NEELY, Chief Justice,
dissenting:
Treating a self-serving suicide note as the equivalent of a spontaneous declaration made in anticipation of imminent death lacks basic common sense. The dying declaration exception to the hearsay rule is used when the declarant is unavailable as a witness to admit “(2) Statements] under Belief of Impending Death. In a prosecution for homicide or in a civil action or proceeding, a statement made by a declarant while believing that his death is imminent, concerning the cause or circumstances of what he believed to be his impending death.” Rule 804(b)(2), W.V.R.E.
At common law, the dying declaration was used to allow the admission of statements by murder victims who, with awareness of their impending demise, used their dying breath to identify their assailant. Accordingly, justice was served by preventing a murderer from evading justice by virtue of his success in killing the victim. As noted by the majority, this exception has since been expanded to include civil actions, and does not require that the declarant be the subject of the litigation seeking to introduce the statement. In this case Mr. Moore was a prosecution witness who was present at trial and subjected to direct, cross, and recross before his self-inflicted death.
*519Mr. Moore was in complete control of the timing and circumstances of his death. The majority fails to distinguish the difference between Mr. Moore’s suicide note, and a statement made by a person facing inevitable death due to circumstances beyond his control. If ever there is a time to put one’s best face forward, it would be in a note that will literally stand for all eternity as one’s last testament. A suicide note is the perfect opportunity to rewrite one’s own history in a way calculated to impress one’s final audience.
My objection is not intended to imply Mr. Moore was lying: rather, the idea that suicide notes should be viewed as admissible evidence under the dying declaration exception to the hearsay rule is misguided.

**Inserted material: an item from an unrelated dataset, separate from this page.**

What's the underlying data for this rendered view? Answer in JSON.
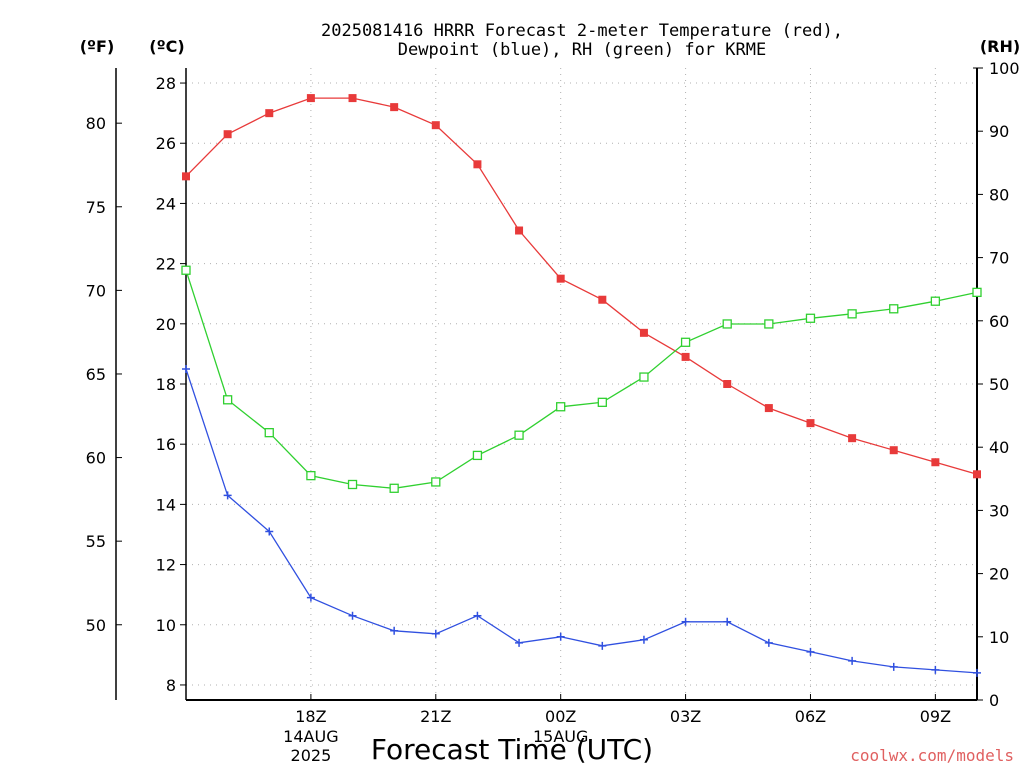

In addition, Mr. Moore’s note did not make reference to the cause or circumstances of his death, as required by Rule 804(b)(2), W.V.R.E. Another unsolved mystery is when he actually wrote the suicide note. Although it was found in the room with his body, it was not dated. How can the majority infer that the undated note was actually crafted under the belief of impending death?
The majority has employed a number of assumptions as a matter of law, and clothed them with an indicia of reliability that are totally unwarranted. A suicide note is a product of a controlled act accompanied by a planned statement. It is simply not analogous to a statement made under the belief of impending death by a person with a total lack of control over the timing and causation of his death. Denying this difference is absurd. It’s like comparing the image captured by a photojournalist covering a war, to a staged photograph of a battlefield reenactment.